Ascophyllum nodosum is frequently used as packaging material for baitworm and lobster shipments from New England to various domestic and international locations. Ascophyllum itself has occasionally been introduced to California, and several species frequently found in baitworm shipments, including Carcinus maenas and Littorina saxatilis, may have been introduced to the San Francisco Bay region this way.

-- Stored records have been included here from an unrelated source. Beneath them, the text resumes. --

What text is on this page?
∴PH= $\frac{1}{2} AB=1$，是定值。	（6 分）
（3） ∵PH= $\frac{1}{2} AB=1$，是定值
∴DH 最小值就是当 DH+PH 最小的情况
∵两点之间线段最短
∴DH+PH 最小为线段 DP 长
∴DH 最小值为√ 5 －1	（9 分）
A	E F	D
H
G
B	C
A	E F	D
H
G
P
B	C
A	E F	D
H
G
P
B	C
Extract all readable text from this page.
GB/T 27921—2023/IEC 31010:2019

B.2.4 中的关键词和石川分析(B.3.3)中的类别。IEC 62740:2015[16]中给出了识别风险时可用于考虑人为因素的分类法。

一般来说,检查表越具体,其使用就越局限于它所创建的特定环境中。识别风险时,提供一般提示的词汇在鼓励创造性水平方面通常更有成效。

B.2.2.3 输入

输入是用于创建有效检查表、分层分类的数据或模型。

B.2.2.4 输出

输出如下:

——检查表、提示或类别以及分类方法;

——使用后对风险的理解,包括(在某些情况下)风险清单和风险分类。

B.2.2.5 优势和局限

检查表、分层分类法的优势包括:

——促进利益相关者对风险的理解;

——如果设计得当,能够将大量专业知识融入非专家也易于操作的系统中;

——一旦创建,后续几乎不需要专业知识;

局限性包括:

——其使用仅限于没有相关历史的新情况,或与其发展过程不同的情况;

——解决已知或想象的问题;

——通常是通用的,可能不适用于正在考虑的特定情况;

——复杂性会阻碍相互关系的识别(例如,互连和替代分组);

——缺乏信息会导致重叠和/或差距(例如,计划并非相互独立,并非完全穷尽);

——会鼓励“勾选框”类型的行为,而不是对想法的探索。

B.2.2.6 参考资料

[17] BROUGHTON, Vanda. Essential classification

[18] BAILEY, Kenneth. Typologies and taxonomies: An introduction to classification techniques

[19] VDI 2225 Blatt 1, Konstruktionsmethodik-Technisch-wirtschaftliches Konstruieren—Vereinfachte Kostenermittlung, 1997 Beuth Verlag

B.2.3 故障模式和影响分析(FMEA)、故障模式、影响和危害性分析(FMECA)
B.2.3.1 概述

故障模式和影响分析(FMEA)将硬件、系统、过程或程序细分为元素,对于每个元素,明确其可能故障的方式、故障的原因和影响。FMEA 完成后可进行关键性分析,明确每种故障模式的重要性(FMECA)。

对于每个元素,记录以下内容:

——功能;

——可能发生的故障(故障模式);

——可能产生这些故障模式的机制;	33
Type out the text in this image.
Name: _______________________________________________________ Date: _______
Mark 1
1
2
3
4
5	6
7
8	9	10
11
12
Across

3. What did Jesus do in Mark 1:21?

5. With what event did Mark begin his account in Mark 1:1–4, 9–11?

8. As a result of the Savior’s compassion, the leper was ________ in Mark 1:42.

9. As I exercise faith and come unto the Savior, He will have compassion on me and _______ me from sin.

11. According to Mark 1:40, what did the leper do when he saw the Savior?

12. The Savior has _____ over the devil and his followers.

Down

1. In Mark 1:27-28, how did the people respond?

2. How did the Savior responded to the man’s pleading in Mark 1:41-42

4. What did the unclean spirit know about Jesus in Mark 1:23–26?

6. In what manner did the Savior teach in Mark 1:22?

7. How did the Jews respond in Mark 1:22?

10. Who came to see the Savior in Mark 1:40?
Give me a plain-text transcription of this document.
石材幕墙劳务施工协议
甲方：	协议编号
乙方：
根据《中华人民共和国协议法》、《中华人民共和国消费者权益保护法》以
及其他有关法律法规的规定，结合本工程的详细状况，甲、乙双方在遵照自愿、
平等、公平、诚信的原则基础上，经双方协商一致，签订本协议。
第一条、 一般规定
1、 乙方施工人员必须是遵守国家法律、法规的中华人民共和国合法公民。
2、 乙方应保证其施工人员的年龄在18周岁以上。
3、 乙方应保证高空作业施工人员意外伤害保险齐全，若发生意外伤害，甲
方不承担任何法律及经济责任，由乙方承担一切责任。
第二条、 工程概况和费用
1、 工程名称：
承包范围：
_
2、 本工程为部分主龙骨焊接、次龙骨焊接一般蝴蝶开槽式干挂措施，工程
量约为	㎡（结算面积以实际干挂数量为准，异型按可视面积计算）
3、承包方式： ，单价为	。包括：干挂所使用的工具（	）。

=== Toxicological uses ===
Because the age of the different parts of A. nodosum can be identified by its shoots, it has also been used to monitor concentrations of heavy metals in seawater. A concentration factor for zinc has been reported to be of the order 10^{4}. It has been used in this way for over fifty years, and studies have shown that A. nodosum absorbs cobalt, cadmium, lead, and indium metal ions out of the water. It has also been used to track environmental radioactivity.

== Chemistry ==
Ascophyllum nodosum contains the phlorotannins tetraphlorethol C and tetrafucol A.

==Harvesting==
Ascophyllum nodosum is commercially harvested in several countries, including Norway, Ireland, Scotland, France, Iceland, Canada and in USA. In some countries such as Ireland, A. nodosum has been harvested for centuries and the harvest has been maintained at sustainable levels since the late 1940s.
Harvest can be done manually: on foot at low tide using a knife or sickle or from a boat using a cutter rake. It can also be harvested mechanically using specifically designed boats. In some countries, a bed of A. nodosum will be harvested intensively (>50% of the biomass removed) and left fallow for 3–5 years. In Canada and in Cobscook Bay, Maine, USA, only between 17 and 25% of the biomass of a management sector can be harvested annually. Under this harvest regime, beds can recover their harvested biomass within a year, and no long-term impact of the harvest on the biomass or morphology of A. nodosum has been observed. Several studies have looked at the impact of the harvest on associated species and have found only limited short-term impacts.

Opponents of its wild harvest point to the alga's high habitat value for over 100 marine species, including benthic invertebrates,
 commercially important fish, wild ducks, shorebirds, and seabirds.